Sciolto in nodo dei trasporti, restano tutte le altre indicazioni da attuare, alcune delle quali messe sul tappeto già prima dell’avvio dell’anno scolastico, a settembre, dal Cts. Come il ricorso di massa ai test antigenici rapidi per studenti e personale scolastico, così da isolare subito i contagi ed evitare inutili quarantene. Lo aveva ripetuto il 9 novembre il Cts nel rispondere ad alcuni quesiti del ministero dell’istruzione, utili proprio in vista della riapertura delle scuole a gennaio: test antigenici rapidi in caso di «un sospetto diagnostico», ma anche «per accelerare la diagnosi di casi sospetti di covid-19» e «per i contatti stretti asintomatici di un caso confermato positivo». Mentre se il contatto stretto è sintomatico «la prima scelta diagnostica» è il test molecolare con tampone.

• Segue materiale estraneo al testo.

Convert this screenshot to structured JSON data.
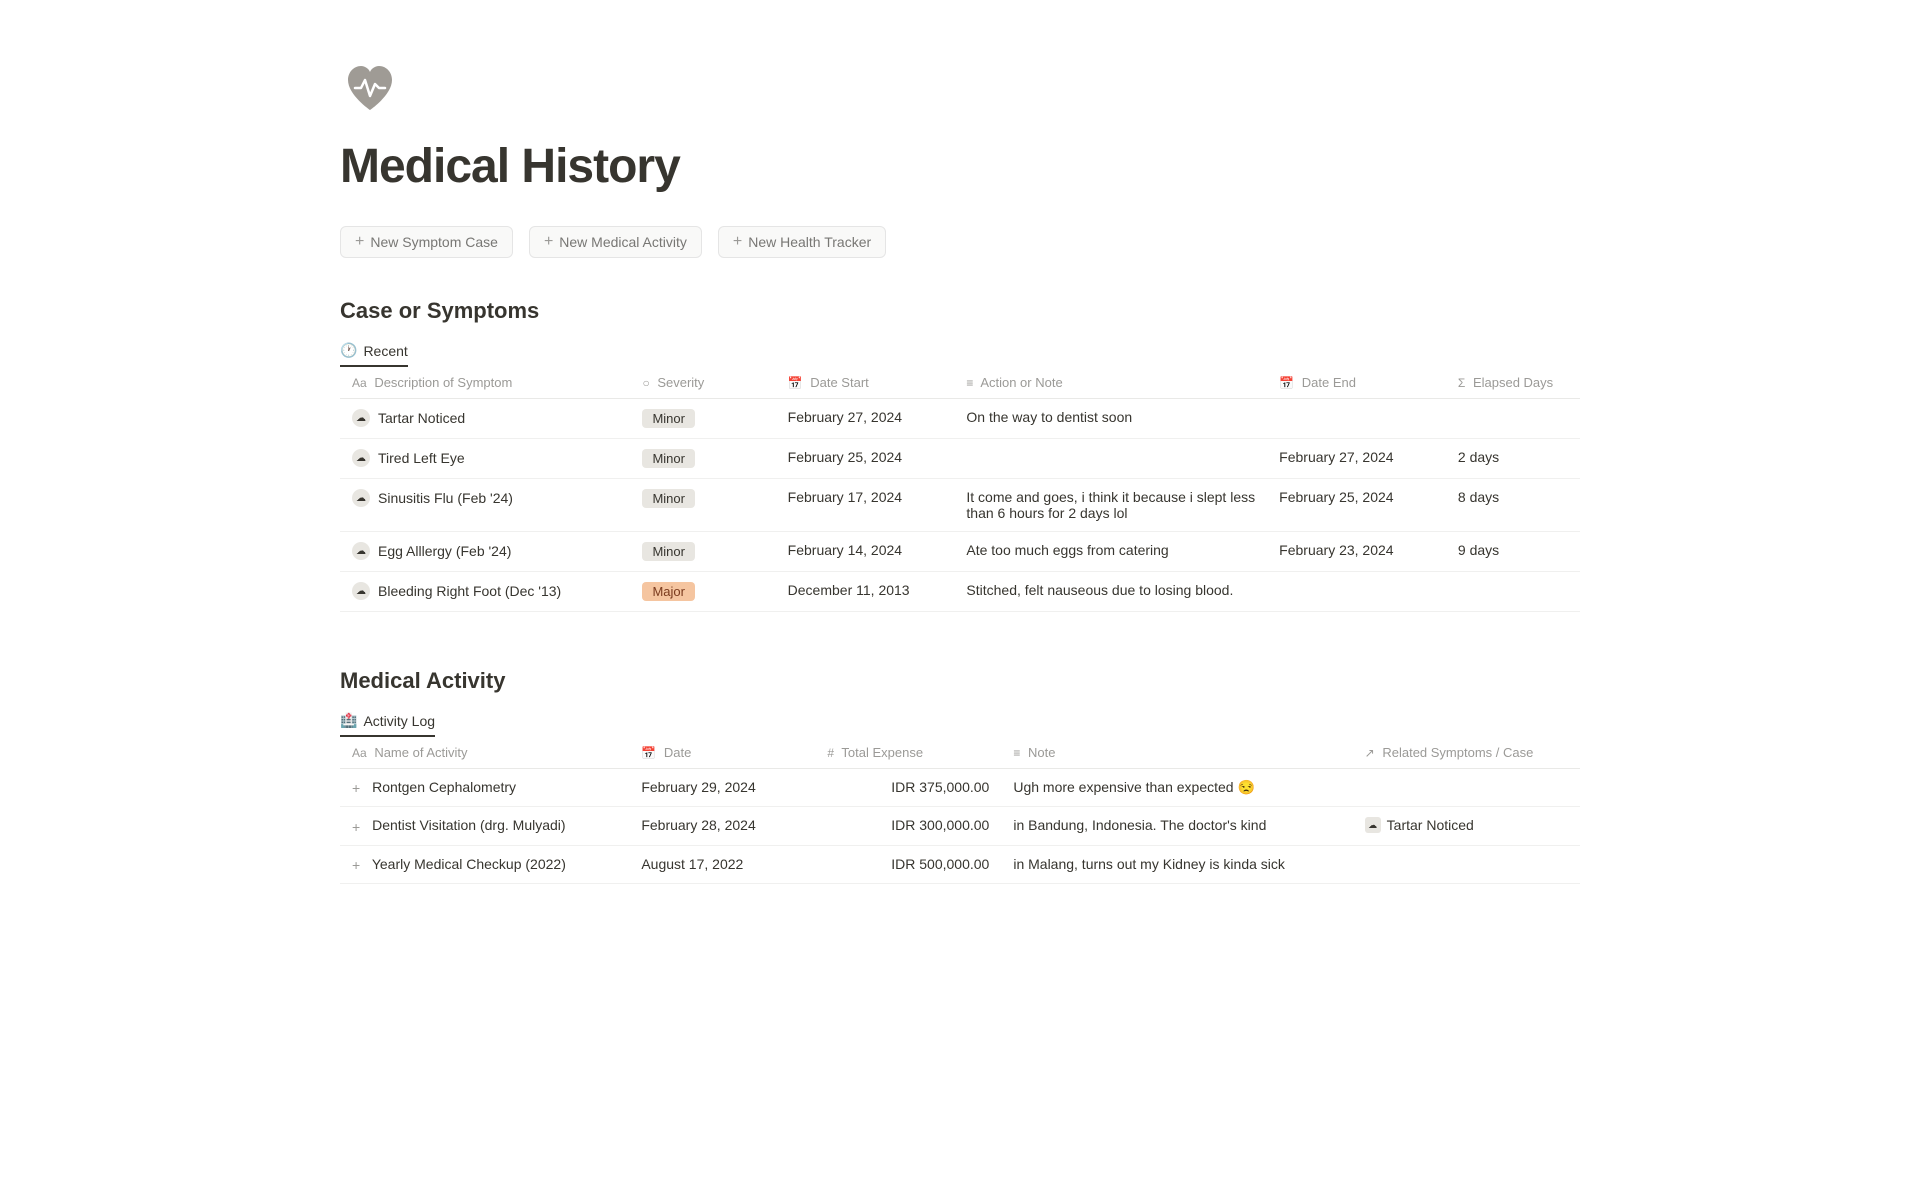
{
  "page": {
    "title": "Medical History",
    "logo_alt": "medical-history-logo"
  },
  "actions": {
    "new_symptom_label": "New Symptom Case",
    "new_activity_label": "New Medical Activity",
    "new_tracker_label": "New Health Tracker"
  },
  "symptoms_section": {
    "title": "Case or Symptoms",
    "tab_label": "Recent",
    "columns": {
      "description": "Description of Symptom",
      "severity": "Severity",
      "date_start": "Date Start",
      "action_note": "Action or Note",
      "date_end": "Date End",
      "elapsed_days": "Elapsed Days"
    },
    "rows": [
      {
        "description": "Tartar Noticed",
        "severity": "Minor",
        "severity_type": "minor",
        "date_start": "February 27, 2024",
        "action_note": "On the way to dentist soon",
        "date_end": "",
        "elapsed_days": ""
      },
      {
        "description": "Tired Left Eye",
        "severity": "Minor",
        "severity_type": "minor",
        "date_start": "February 25, 2024",
        "action_note": "",
        "date_end": "February 27, 2024",
        "elapsed_days": "2 days"
      },
      {
        "description": "Sinusitis Flu (Feb '24)",
        "severity": "Minor",
        "severity_type": "minor",
        "date_start": "February 17, 2024",
        "action_note": "It come and goes, i think it because i slept less than 6 hours for 2 days lol",
        "date_end": "February 25, 2024",
        "elapsed_days": "8 days"
      },
      {
        "description": "Egg Alllergy (Feb '24)",
        "severity": "Minor",
        "severity_type": "minor",
        "date_start": "February 14, 2024",
        "action_note": "Ate too much eggs from catering",
        "date_end": "February 23, 2024",
        "elapsed_days": "9 days"
      },
      {
        "description": "Bleeding Right Foot (Dec '13)",
        "severity": "Major",
        "severity_type": "major",
        "date_start": "December 11, 2013",
        "action_note": "Stitched, felt nauseous due to losing blood.",
        "date_end": "",
        "elapsed_days": ""
      }
    ]
  },
  "activity_section": {
    "title": "Medical Activity",
    "tab_label": "Activity Log",
    "columns": {
      "name": "Name of Activity",
      "date": "Date",
      "expense": "Total Expense",
      "note": "Note",
      "related": "Related Symptoms / Case"
    },
    "rows": [
      {
        "name": "Rontgen Cephalometry",
        "date": "February 29, 2024",
        "expense": "IDR 375,000.00",
        "note": "Ugh more expensive than expected 😒",
        "related": ""
      },
      {
        "name": "Dentist Visitation (drg. Mulyadi)",
        "date": "February 28, 2024",
        "expense": "IDR 300,000.00",
        "note": "in Bandung, Indonesia. The doctor's kind",
        "related": "Tartar Noticed"
      },
      {
        "name": "Yearly Medical Checkup (2022)",
        "date": "August 17, 2022",
        "expense": "IDR 500,000.00",
        "note": "in Malang, turns out my Kidney is kinda sick",
        "related": ""
      }
    ]
  }
}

Medici o personale sanitario, inoltre, dovrebbero intervenire d’urgenza direttamente in classe per effettuerai tamponi attraverso le unità mobili, previa autorizzazione del genitore. Per gli alunni allergici che presentano sintomi assimilabili al Covid-19, è il pediatra o il medico di base a giudicare opportuno o meno l’esecuzione del test diagnostico. Mentre, se non è uno studente a manifestare sintomi febbrili ma un suo familiare convivente, l’alunno può andare a scuola «fino al risultato del test diagnostico effettuato sul convivente sintomatico e, se positivo, dovrà fare la quarantena». Tuttavia, il Cts precisa che se la sintomatologia del convivente è «fortemente sospetta per Covid-19, nell’attesa dell’effettuazione del test diagnostico, appare opportuno che l’alunno si astenga dal recarsi a scuola e attenda l’esito del tampone del convivente». Un’opportunità che però è lasciata alla volontà dei singoli.

Il Cts interviene anche sulla presenza di uno studente con sintomi da Covid-19, spiegando che «in caso di sintomatologia compatibile con covid-19 e/o temperatura corporea superiore a 37,5°C l’alunno non può essere riammesso a scuola» e il pediatra o il medico di base «richiede tempestivamente il test diagnostico e lo comunica la dipartimento di prevenzione». Test che dovrebbero avere la priorità rispetto ad altri. Il Cts chiarisce che basta un solo sintomo, ad esempio un raffreddore, anche senza febbre oltre 37,5°C, ad allontanare uno studente da scuola e che il medico dovrà prescrivere comunque il test diagnostico. Se si tratta invece di un’altra patologia «lo studente rimarrà a casa fino a guarigione clinica» e il pediatra «indipendentemente dal numero di giorni di assenza» redigerà una attestazione che l’alunno può rientrare a scuola «poiché è stato seguito il percorso diagnostico-terapeutico e di prevenzione per Covid-19».

Il Cts ne approfitta anche per chiarire che sul dpcm del 3 novembre, quello che ha istitutivo le fasce gialle, arancioni e rosse, non ha espresso nessun parere.

Anche se il decreto reca per due volte l’indicazione «Sentito il Comitato Tecnico Scientifico sui dati monitorati». Nel verbale del 9, il Comitato tecnico scientifico puntualizza che il Cts «fin dalla emanazione del decreto, non ha ricevuto l’aggiornamento dei dati epidemiologici relativi all’evoluzione della pandemia e del monitoraggio della fase di transizione con i relativi dati di pertinenza delle regioni e delle province autonome… in assenza dei dati, il Cts non ha potuto esprimere alcun parere di competenza».